Despite its progressive bent, the ‘60s counterculture could be a bit of a boys club when it came to the music industry. Case in point: Even with the support of high-profile acts such as Jimi Hendrix (who they opened for) and Jefferson Airplane (who they collaborated with), the all-female rock outfit Ace of Cups were routinely passed over by label bros scouring the fertile Bay Area scene for the next big thing. “We didn’t fit into the image of what the record labels were looking for,” guitarist Denise Kaufman says. “We totally got a lot of support in the local San Francisco scene, but I think the bigger music business did not know what to do with us, which is probably a real blessing.”
While the Ace of Cups called it a day in 1972, they never lost touch, reuniting sporadically over the years to jam and share new songs. Now, 50 years after it all began, the group is releasing its self-titled debut album via High Moon Records on Nov. 9.
With that much history under its belt, Ace of Cups opened up to Billboard about lessons learned from rock’s most revered decade and how you get the band back together generations later.
Don’t Take Shit
Their manager [Ron Polte, who also managed Quicksilver Messenger Service] was on their side, but the culture wasn’t. One venue owner offered them a gig, but it came with a caveat: the band needed to play topless. Kaufman’s response: “Say we won’t play topless, but we’ll play naked,” she laughs, adding, “We wouldn’t have done it.”
Keep In Touch
The Ace of Cups never folded their hand. “Even though this is our first record and it’s been 50 years since we all lived in the same place, we’ve never disconnected from each other,” says guitarist Denise Kaufman. “We kept having reunions,” drummer Diane Vitalich says. “We never stopped playing. For anyone else who’s looking to get their bands back together, keep connected — for the joy of playing, and music and friendship.”
When issues cropped up, the Cups refused to flip. “Keeping a relationship alive and together means being forthright and honest with each other. That’s very difficult as everyone that collaborates knows,” bassist Mary Gannon says. “When it comes up, hurting each other’s feeling, [we’re] immediately dealing with it. It still happens. But…I want each one of us to shine.”

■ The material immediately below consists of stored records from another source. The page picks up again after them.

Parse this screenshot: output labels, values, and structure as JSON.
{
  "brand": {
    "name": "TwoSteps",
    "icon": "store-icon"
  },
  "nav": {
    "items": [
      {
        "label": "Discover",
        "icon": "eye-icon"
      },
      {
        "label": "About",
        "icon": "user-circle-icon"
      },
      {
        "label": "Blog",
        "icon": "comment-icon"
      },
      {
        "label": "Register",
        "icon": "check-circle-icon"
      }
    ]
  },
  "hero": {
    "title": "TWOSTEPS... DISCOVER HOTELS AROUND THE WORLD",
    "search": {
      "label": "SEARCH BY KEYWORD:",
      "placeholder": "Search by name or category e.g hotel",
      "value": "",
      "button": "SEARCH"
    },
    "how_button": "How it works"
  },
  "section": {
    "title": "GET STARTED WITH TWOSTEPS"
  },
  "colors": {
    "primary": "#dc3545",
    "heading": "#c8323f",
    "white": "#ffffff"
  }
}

“It’s a full circle, the ’60s protests, and here it is again. It seems like it just has to keep on repeating itself,” Vitalich says. “There are a lot of young people who are just so inspiring, the Parkland kids,” Kaufman says, nodding to the politics that inform and inspire the group’s debut. “We gotta keep talking about it and bring it forth and try to educate the new generation — so each time maybe we’ll get a little bit better at being a society.”